M. Moïse y annonce son intention de demander à l’Organisation des États américains (OEA) de procéder à un audit des fonds PetroCaribe, confirmant son mépris pour les institutions haïtiennes. Le fait de recourir à un journal étranger, plutôt qu’à un média haïtien, témoigne d’une suffisance et d’une manière presque désinvolte du président de se prononcer sur la calamité en cours dans son pays, et ressemble à un exercice de déni contre-productif.

Qui pis est, M. Moïse n’a adressé le moindre mot d’empathie à l’endroit des populations que les bandits continuent de massacrer dans les zones de non-droit, laissant des régions entières, en particulier de la capitale Port-au-Prince, dans un état de ruine totale qui rappelle fort bien certaines des pires horreurs vécues en ce début du XXIe siècle.

Son acte de communication malencontreux peut enfin être interprété comme venant d’un leader déconnecté des masses pauvres haïtiennes, mais qui se sent, ou veut paraître se sentir, encore capable de discuter de la situation de son pays avec les puissances étrangères, dont il n’a cessé ces derniers temps d’arpenter les ambassades en Haïti en guise d’actes présidentiels visibles.

La « tyrannie des cousins »
Une bonne moitié de la population haïtienne de 11,4 millions d’habitants vit en dessous du seuil de pauvreté (avec 2,41 $ par jour), tandis qu’un quart vit dans l’extrême pauvreté (avec moins de 1,23 $ par jour).
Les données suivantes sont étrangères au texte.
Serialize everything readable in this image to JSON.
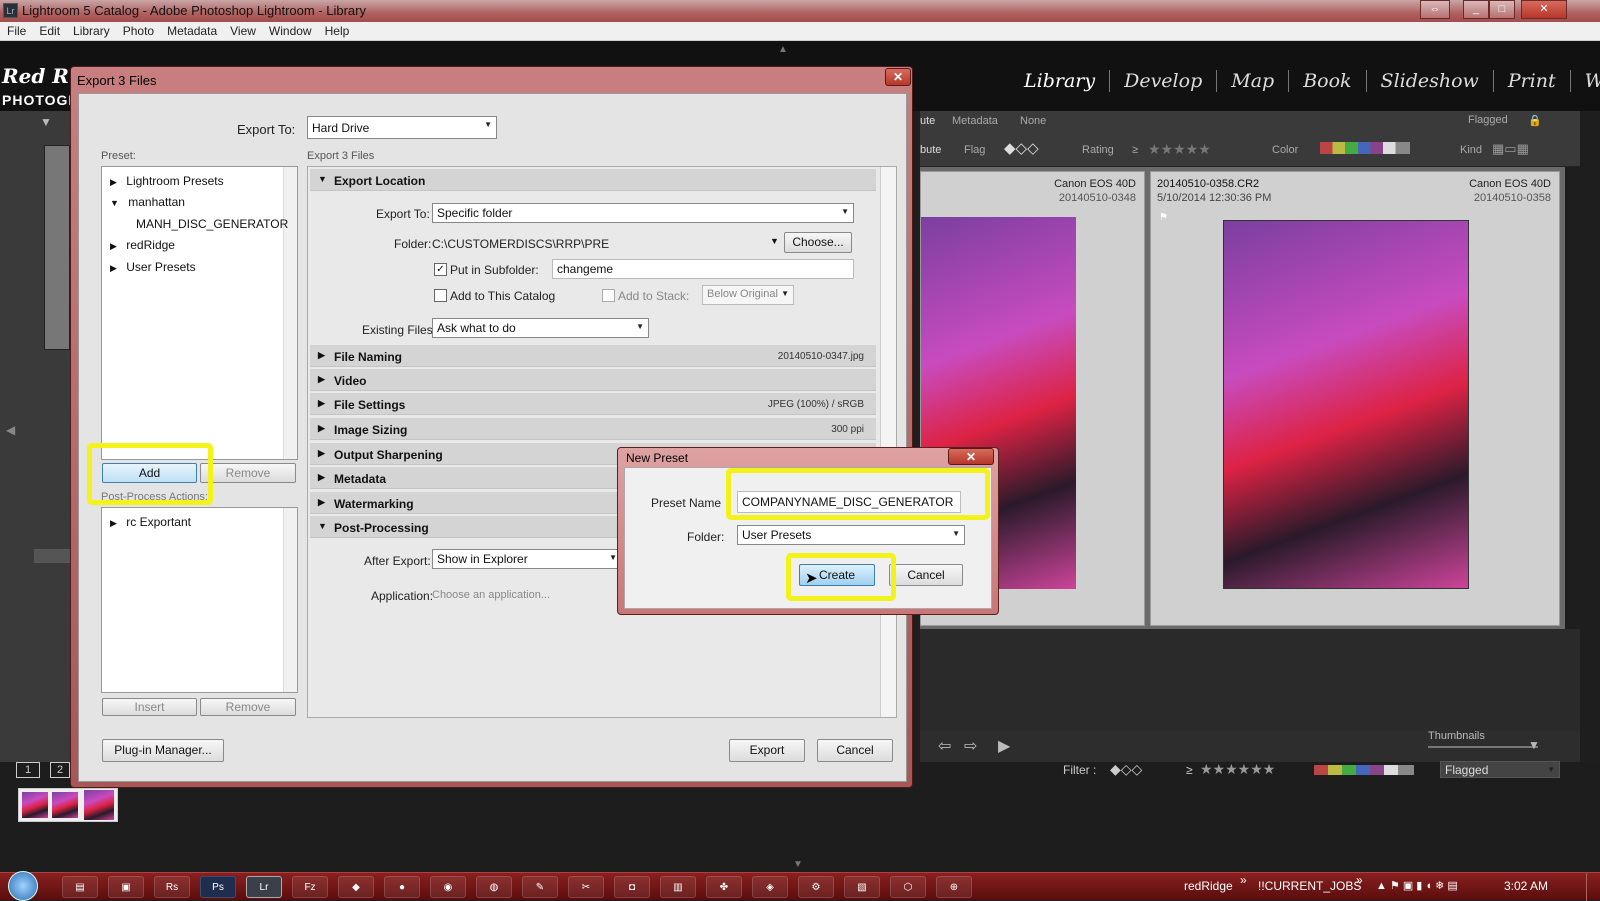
{
  "window": {
    "title": "Lightroom 5 Catalog - Adobe Photoshop Lightroom - Library",
    "app_badge": "Lr"
  },
  "menu": [
    "File",
    "Edit",
    "Library",
    "Photo",
    "Metadata",
    "View",
    "Window",
    "Help"
  ],
  "lr": {
    "logo_line1": "Red R",
    "logo_line2": "PHOTOGI",
    "modules": [
      "Library",
      "Develop",
      "Map",
      "Book",
      "Slideshow",
      "Print",
      "Web"
    ],
    "filter_row1": {
      "items": [
        "ute",
        "Metadata",
        "None"
      ],
      "preset": "Flagged"
    },
    "filter_row2": {
      "attribute": "bute",
      "flag": "Flag",
      "rating": "Rating",
      "rating_op": "≥",
      "color": "Color",
      "kind": "Kind"
    },
    "cells": [
      {
        "camera": "Canon EOS 40D",
        "filename": "20140510-0348"
      },
      {
        "camera": "Canon EOS 40D",
        "filename": "20140510-0358",
        "title": "20140510-0358.CR2",
        "date": "5/10/2014 12:30:36 PM"
      }
    ],
    "toolbar": {
      "thumbnails": "Thumbnails"
    },
    "filmstrip_filter": {
      "label": "Filter :",
      "rating_op": "≥",
      "preset": "Flagged"
    },
    "page_numbers": [
      "1",
      "2"
    ]
  },
  "export": {
    "title": "Export 3 Files",
    "export_to_label": "Export To:",
    "export_to_value": "Hard Drive",
    "preset_label": "Preset:",
    "section_caption": "Export 3 Files",
    "presets": [
      {
        "label": "Lightroom Presets",
        "arrow": "▶"
      },
      {
        "label": "manhattan",
        "arrow": "▼"
      },
      {
        "label": "MANH_DISC_GENERATOR",
        "arrow": ""
      },
      {
        "label": "redRidge",
        "arrow": "▶"
      },
      {
        "label": "User Presets",
        "arrow": "▶"
      }
    ],
    "add_label": "Add",
    "remove_label": "Remove",
    "post_process_label": "Post-Process Actions:",
    "post_process_items": [
      {
        "label": "rc Exportant",
        "arrow": "▶"
      }
    ],
    "insert_label": "Insert",
    "remove2_label": "Remove",
    "plugin_manager_label": "Plug-in Manager...",
    "export_button": "Export",
    "cancel_button": "Cancel",
    "location": {
      "header": "Export Location",
      "export_to_label": "Export To:",
      "export_to_value": "Specific folder",
      "folder_label": "Folder:",
      "folder_value": "C:\\CUSTOMERDISCS\\RRP\\PRE",
      "choose_label": "Choose...",
      "subfolder_label": "Put in Subfolder:",
      "subfolder_checked": "✓",
      "subfolder_value": "changeme",
      "add_catalog_label": "Add to This Catalog",
      "add_stack_label": "Add to Stack:",
      "stack_value": "Below Original",
      "existing_label": "Existing Files:",
      "existing_value": "Ask what to do"
    },
    "sections": [
      {
        "name": "File Naming",
        "summary": "20140510-0347.jpg"
      },
      {
        "name": "Video",
        "summary": ""
      },
      {
        "name": "File Settings",
        "summary": "JPEG (100%) / sRGB"
      },
      {
        "name": "Image Sizing",
        "summary": "300 ppi"
      },
      {
        "name": "Output Sharpening",
        "summary": ""
      },
      {
        "name": "Metadata",
        "summary": ""
      },
      {
        "name": "Watermarking",
        "summary": ""
      }
    ],
    "post": {
      "header": "Post-Processing",
      "after_label": "After Export:",
      "after_value": "Show in Explorer",
      "app_label": "Application:",
      "app_placeholder": "Choose an application..."
    },
    "arrows": {
      "open": "▼",
      "closed": "▶"
    }
  },
  "new_preset": {
    "title": "New Preset",
    "name_label": "Preset Name",
    "name_value": "COMPANYNAME_DISC_GENERATOR",
    "folder_label": "Folder:",
    "folder_value": "User Presets",
    "create_label": "Create",
    "cancel_label": "Cancel"
  },
  "taskbar": {
    "toolbar1": "redRidge",
    "toolbar2": "!!CURRENT_JOBS",
    "clock": "3:02 AM",
    "apps": [
      "Ps",
      "Lr",
      "Fz",
      "Rs"
    ]
  },
  "colors": {
    "highlight": "#f3f21a",
    "dialog_frame": "#b85c5c",
    "create_button": "#9fd0f0"
  }
}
Dans un récent rapport, l’ONU estime que le nombre de personnes touchées par l’insécurité alimentaire en Haïti entre mars et juin 2019 est d’environ 2,6 millions, dont 2 millions en situation de crise et 571 000 en situation d’urgence.
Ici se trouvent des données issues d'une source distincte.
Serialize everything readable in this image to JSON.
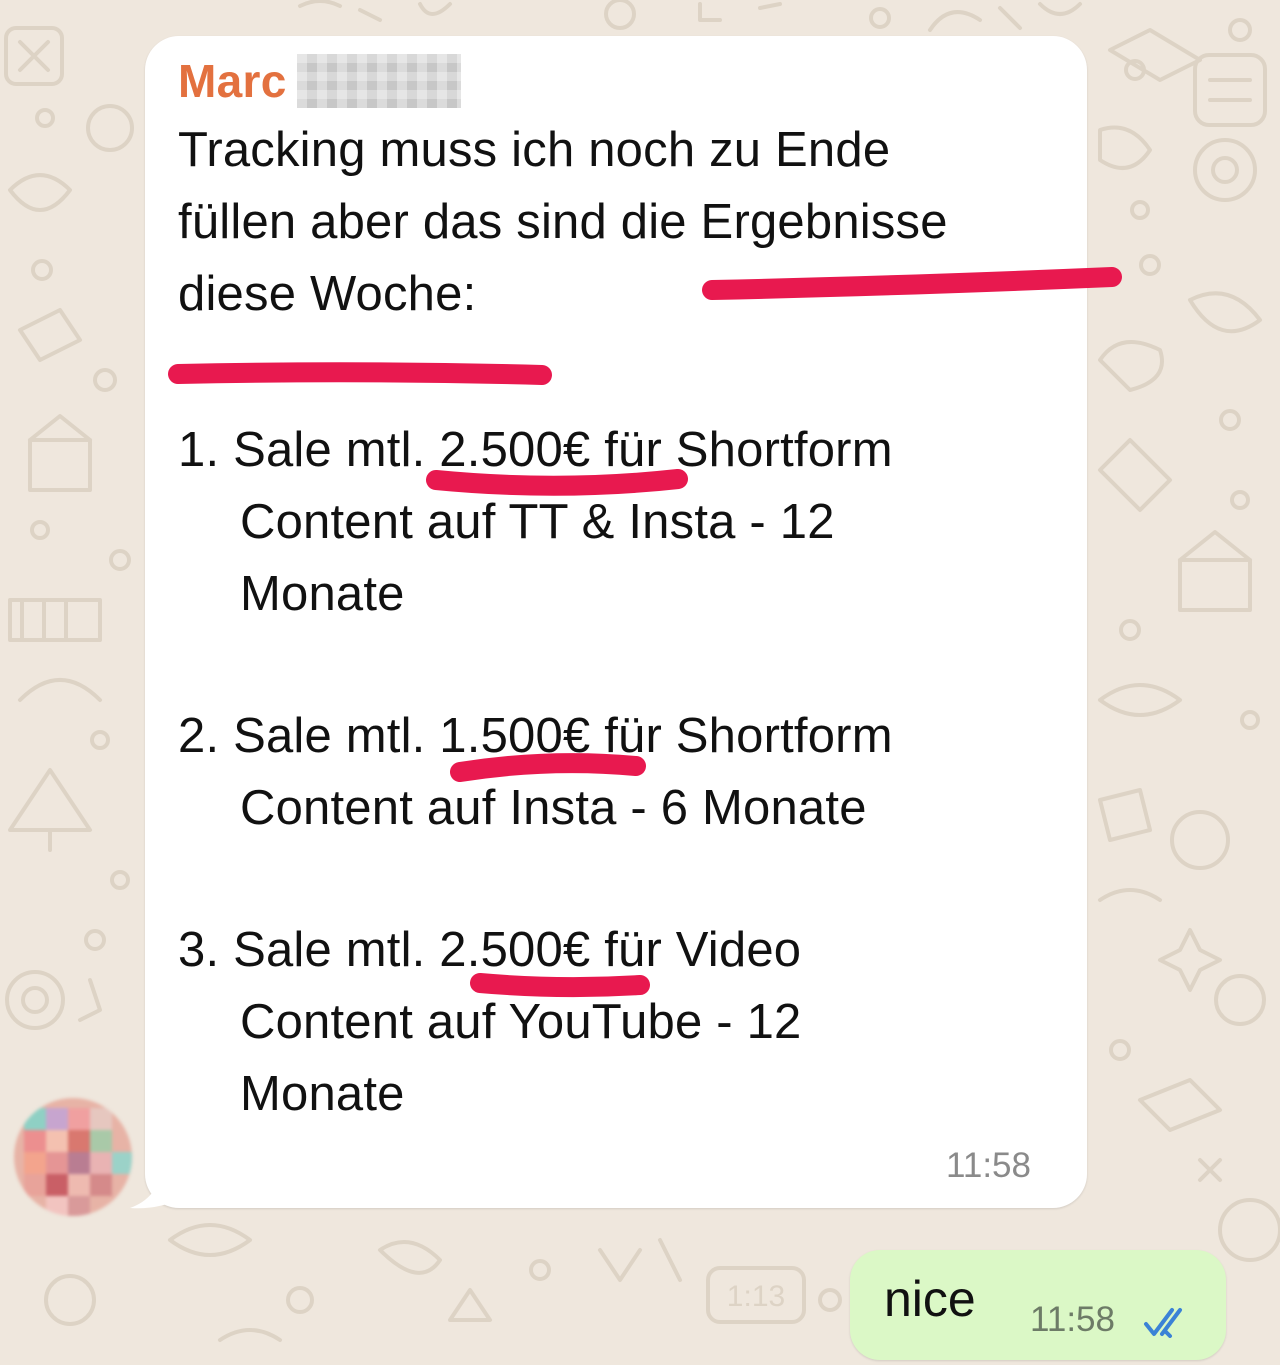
{
  "chat": {
    "incoming": {
      "sender": "Marc",
      "lines": [
        "Tracking muss ich noch zu Ende",
        "füllen aber das sind die Ergebnisse",
        "diese Woche:",
        "1. Sale mtl. 2.500€ für Shortform",
        "Content auf TT & Insta - 12",
        "Monate",
        "2. Sale mtl. 1.500€ für Shortform",
        "Content auf Insta - 6 Monate",
        "3. Sale mtl. 2.500€ für Video",
        "Content auf YouTube - 12",
        "Monate"
      ],
      "time": "11:58"
    },
    "outgoing": {
      "text": "nice",
      "time": "11:58",
      "status_icon": "double-check-read-icon"
    },
    "wallpaper_stamp": "1:13"
  },
  "colors": {
    "wallpaper": "#efe7dd",
    "incoming_bubble": "#ffffff",
    "outgoing_bubble": "#dbf8c6",
    "sender_name": "#e3713f",
    "highlight_marker": "#e8194f",
    "read_ticks": "#3b82d6"
  }
}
Sans gouvernement fonctionnel ni nouveau budget, le pays connaît une croissance économique anémique et affiche un taux d’inflation qui a atteint 18,6 % en juin 2019. Derrière les gesticulations du président Moïse, c’est donc tout un pays qu’il est méthodiquement et impitoyablement en train de sacrifier à ses intérêts personnels et à ceux de son clan, c’est-à-dire un secteur influent et réfractaire au changement de la bourgeoisie haïtienne, dont il a transformé la présidence haïtienne en un secrétariat privé.

Cette impression fait de la question du départ de Jovenel Moïse un problème mineur par rapport à ce que le politologue américain Francis Fukuyama appelle la « tyrannie des cousins » : pour ces gens qui l’ont porté au pouvoir et contribuent à l’y maintenir, le chef de l’État est prêt à faire n’importe quoi, mais rien pour la population civile qu’il livre aux viols, aux pillages et aux meurtres.
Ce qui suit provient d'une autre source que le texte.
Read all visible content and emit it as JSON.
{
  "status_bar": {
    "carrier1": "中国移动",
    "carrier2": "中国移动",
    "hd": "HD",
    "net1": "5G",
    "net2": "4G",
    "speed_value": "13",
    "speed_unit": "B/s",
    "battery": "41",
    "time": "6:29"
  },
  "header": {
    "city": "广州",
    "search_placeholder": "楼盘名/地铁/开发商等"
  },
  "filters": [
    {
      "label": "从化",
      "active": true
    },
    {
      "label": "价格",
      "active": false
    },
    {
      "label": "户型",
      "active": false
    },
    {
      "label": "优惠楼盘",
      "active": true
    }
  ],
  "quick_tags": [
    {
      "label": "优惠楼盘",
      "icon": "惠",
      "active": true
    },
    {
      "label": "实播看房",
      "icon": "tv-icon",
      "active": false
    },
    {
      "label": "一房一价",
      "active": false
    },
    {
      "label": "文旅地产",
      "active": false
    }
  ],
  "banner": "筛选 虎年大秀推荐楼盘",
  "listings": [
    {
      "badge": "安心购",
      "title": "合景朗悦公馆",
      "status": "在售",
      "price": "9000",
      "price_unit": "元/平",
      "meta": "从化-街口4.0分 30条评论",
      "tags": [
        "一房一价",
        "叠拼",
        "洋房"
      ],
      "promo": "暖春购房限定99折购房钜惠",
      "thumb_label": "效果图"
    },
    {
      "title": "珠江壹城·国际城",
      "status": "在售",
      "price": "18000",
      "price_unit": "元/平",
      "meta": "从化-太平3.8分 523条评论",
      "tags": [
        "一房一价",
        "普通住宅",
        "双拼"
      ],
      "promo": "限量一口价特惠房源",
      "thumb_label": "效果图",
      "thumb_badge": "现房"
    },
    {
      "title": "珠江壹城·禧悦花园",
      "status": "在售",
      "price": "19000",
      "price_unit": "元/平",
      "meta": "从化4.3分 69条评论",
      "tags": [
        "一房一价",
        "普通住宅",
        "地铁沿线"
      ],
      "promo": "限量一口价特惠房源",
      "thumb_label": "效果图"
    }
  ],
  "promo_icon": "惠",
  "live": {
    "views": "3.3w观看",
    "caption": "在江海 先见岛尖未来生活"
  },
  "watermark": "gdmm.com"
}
C’est pourquoi, advenant une transition politique en Haïti qui paraît inéluctable, le pays serait mieux aidé par un dialogue politique serein que par des élections hâtives. L’histoire récente démontre en effet que celles-ci étaient loin d’être l’élément le plus essentiel à l’éclosion du printemps démocratique haïtien. Un pacte de gouvernance, négocié entre toutes les élites du pays et assorti de mécanismes convenus de mise en œuvre, serait une stratégie bien plus crédible.

S’agissant d’Haïti, on sait bien qu’il n’y a pas de solution facile. Encourager la politique du pire du président Jovenel Moïse, ou espérer que les tonnes d’aide au développement suffiront à ramener la stabilité politique et une paix durable au pays serait toutefois une approche aussi décevante que délirante.